When Luke Kuechly retired from the N.F.L. in 2020 at 28, he had played eight stellar years as a linebacker for the Carolina Panthers and had sustained at least three documented concussions.
He joined other star players under the age of 30, including quarterback Andrew Luck and tight end Rob Gronkowski, who had opted to leave pro football largely over concerns about the long-term health implications of playing. (Gronkowksi returned after a season.)
But Kuechly, 32, still keeps close ties to the game, having worked for a season as a scout for his former team and now coaching football for 12-year-olds with his former teammate Greg Olsen.
In a phone interview from his home in Charlotte, N.C., Kuechly discussed watching current N.F.L. players like Tua Tagovailoa receive hits to the head, whether he worries about his cognitive health, and what he tells his players’ parents about the dangers of tackle football.
This interview has been lightly edited for clarity and condensed.
You visited Congress last month to discuss traumatic brain injury. What did you think the level of awareness was?
I think everybody understands the situation around T.B.I. and concussion in the head space. I think everybody understands that there’s stuff that can be done. But the more we can get up there and talk about it and explain perspectives and different ways to look at it and small ways to help to have a positive impact, I think the better off we are.
You joined the N.F.L. in 2012, when the awareness of concussions was changing dramatically. Did you notice that difference?
I think everything in the N.F.L. has such a different microscope on it, really, a lot of times in a positive way. There’s a very stringent return to play policy, No. 1. No. 2, there’s independent spotters at every game, at every stadium, and there’s multiple ones that their sole job is to watch the game to see if anybody gets hit or acts abnormal. So the N.F.L., I think, has done a really good job of trying to keep the players safe on the field and give them the opportunity to be safe in their return to play as well.
You had several concussions. Were any of them harder to deal with than the others?
You look at other guys, you learn from other guys, you talk to a lot of guys — and that’s what you hear, is: “Hey, let yourself get better. Once you’re better, you can go back out there.” So that’s what I learned, fortunately early on, from our trainers and our coaches and different doctors and guys that I played with who said this isn’t like a sprained ankle where you can just deal with it and get through it and tough it out. This is something where you’ve got to be smart and understand that this is a different situation. You got to let it get better.

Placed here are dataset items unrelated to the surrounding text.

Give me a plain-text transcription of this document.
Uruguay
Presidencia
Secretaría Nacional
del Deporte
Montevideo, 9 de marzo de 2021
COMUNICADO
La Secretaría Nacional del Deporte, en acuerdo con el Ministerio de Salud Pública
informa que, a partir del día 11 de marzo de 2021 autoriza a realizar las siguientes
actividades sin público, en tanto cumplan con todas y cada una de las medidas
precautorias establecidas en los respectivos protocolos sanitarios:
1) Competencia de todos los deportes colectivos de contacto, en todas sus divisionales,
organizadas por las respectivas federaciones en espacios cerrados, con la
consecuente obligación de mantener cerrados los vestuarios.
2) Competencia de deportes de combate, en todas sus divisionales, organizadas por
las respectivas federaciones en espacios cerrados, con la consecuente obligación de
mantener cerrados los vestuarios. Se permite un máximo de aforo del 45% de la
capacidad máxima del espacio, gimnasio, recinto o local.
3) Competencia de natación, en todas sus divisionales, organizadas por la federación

Do you think that the culture of stepping away from the game at a relatively young age has changed in the time that you were in the N.F.L.?

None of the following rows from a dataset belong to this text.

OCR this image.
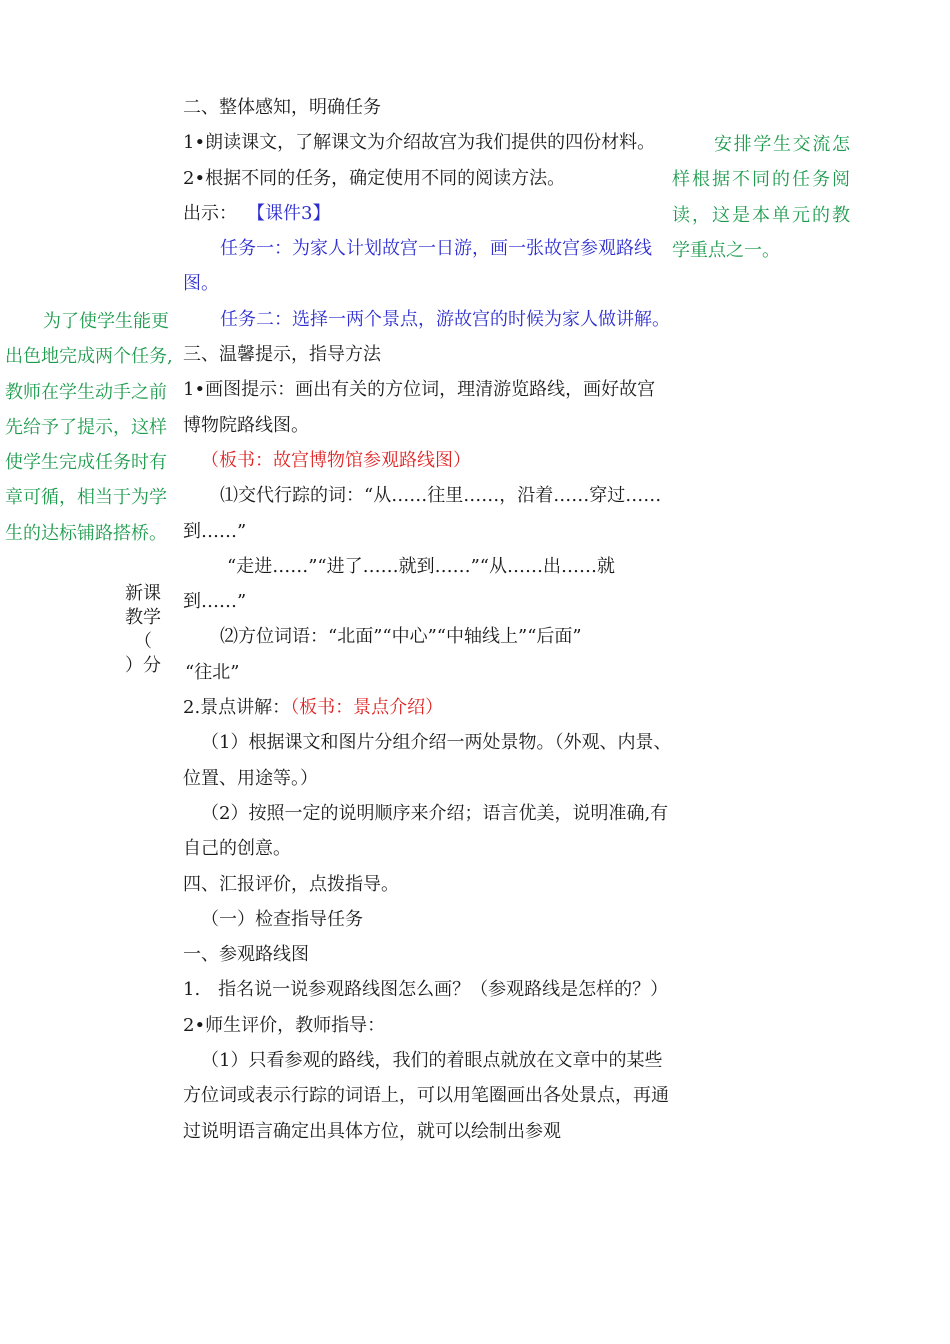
安排学生交流怎样根据不同的任务阅读，这是本单元的教学重点之一。

为了使学生能更出色地完成两个任务,教师在学生动手之前先给予了提示，这样使学生完成任务时有章可循，相当于为学生的达标铺路搭桥。

新课
教学
（
）分

二、整体感知，明确任务

1•朗读课文，了解课文为介绍故宫为我们提供的四份材料。

2•根据不同的任务，确定使用不同的阅读方法。

出示： 【课件3】

任务一：为家人计划故宫一日游，画一张故宫参观路线图。

任务二：选择一两个景点，游故宫的时候为家人做讲解。

三、温馨提示，指导方法

1•画图提示：画出有关的方位词，理清游览路线，画好故宫博物院路线图。

（板书：故宫博物馆参观路线图）

⑴交代行踪的词：“从……往里……，沿着……穿过……到……”

“走进……”“进了……就到……”“从……出……就到……”

⑵方位词语：“北面”“中心”“中轴线上”“后面”

“往北”

2.景点讲解：（板书：景点介绍）

（1）根据课文和图片分组介绍一两处景物。（外观、内景、位置、用途等。）

（2）按照一定的说明顺序来介绍；语言优美，说明准确,有自己的创意。

四、汇报评价，点拨指导。

（一）检查指导任务

一、参观路线图

1.　指名说一说参观路线图怎么画？（参观路线是怎样的？）

2•师生评价，教师指导：

（1）只看参观的路线，我们的着眼点就放在文章中的某些方位词或表示行踪的词语上，可以用笔圈画出各处景点，再通过说明语言确定出具体方位，就可以绘制出参观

If you look back on it, Barry Sanders stepped away a couple of years early. Calvin Johnson obviously stepped away. Gronk stepped away. I think it just happens at a different point for everybody. [Sanders and Johnson both retired at 30. Gronkowski announced his first retirement at 29.]

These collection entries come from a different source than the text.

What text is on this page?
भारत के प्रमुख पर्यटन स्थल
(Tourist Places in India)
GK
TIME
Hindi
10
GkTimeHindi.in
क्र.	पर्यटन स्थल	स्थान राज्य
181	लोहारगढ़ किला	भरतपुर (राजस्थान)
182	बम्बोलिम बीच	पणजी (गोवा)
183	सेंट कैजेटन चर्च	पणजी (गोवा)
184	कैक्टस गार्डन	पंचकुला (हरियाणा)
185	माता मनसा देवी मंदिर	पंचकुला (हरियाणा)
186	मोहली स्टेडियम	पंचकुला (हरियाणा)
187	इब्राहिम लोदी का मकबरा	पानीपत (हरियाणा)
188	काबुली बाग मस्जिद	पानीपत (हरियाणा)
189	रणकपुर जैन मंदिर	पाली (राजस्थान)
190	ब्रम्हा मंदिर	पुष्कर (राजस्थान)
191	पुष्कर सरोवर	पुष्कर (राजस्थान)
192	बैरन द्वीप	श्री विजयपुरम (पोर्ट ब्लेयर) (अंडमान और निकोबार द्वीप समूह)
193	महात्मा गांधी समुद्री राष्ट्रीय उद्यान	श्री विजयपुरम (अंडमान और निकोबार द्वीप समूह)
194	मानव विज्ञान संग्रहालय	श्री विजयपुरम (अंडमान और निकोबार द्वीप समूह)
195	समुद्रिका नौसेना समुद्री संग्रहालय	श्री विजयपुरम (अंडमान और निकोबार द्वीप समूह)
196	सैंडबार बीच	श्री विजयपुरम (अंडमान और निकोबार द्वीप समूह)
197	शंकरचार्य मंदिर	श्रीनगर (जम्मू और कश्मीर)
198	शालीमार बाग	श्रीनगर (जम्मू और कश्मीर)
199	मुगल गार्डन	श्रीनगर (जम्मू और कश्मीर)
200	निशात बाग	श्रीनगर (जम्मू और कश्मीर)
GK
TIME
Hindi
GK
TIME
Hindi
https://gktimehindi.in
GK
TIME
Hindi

You worked as a scout for the Panthers in 2020. Why?
I love football, I love being around the game, I love being around the guys. And that was a really good opportunity for me to slowly, over the course of the year, transition away from the team, but still being able to be around it and be around the game, be involved and to kind of have some impact. And obviously there’s quite a bit of structure involved with that just because we were there pretty much every day working on different projects, checking the waiver wires, looking at free agents.
I assume you watched what happened to Tua Tagovailoa last year. Did that make you cringe a little bit?
No. The biggest thing for me is I just want guys to be safe. I want guys to have the opportunity to play as long as they can with the game that they love. But I think everybody in the N.F.L. understands that it’s a violent game. It’s physical, it’s tough. There’s big strong guys running around, and getting hurt is kind of inevitable. I want Tua to play as long as Tua wants to, and I want him to play as safe as he can. But ultimately it’s kind of the game right now: It’s just big guys running fast, hitting hard, lifting weights. Things happen very quickly out there.
A study was published last week that looked at not just the number of hits that players take over the course of their careers, but also their cumulative impact. Do you worry about your own long-term cognitive health?
I’m not worried about it, but I’m very aware of it. Since I’ve got done playing, I’ve read a lot. I’ve done a lot of homework. I’ve talked to a lot of people. I’m not worried about it, but I’m very aware of like, “Hey, there are certain things that you can do that are going to be beneficial and might as well take advantage of it.”
I think the biggest thing for me is healthy lifestyle. Eat well, sleep well, exercise, be outside, have good relationships with people. Keep your mind active.
When you’re coaching, what do you tell parents who are concerned about the safety of the game?
I tell a lot of people: “Hey, you do what you think is best for your child. You’re their parent. You ultimately know what’s best for them.” I just talk about the positives, whether it’s what I’ve learned about toughness, how to fight through things, how to build relationships, the people that I’ve met through the game, the experiences I’ve had with the game.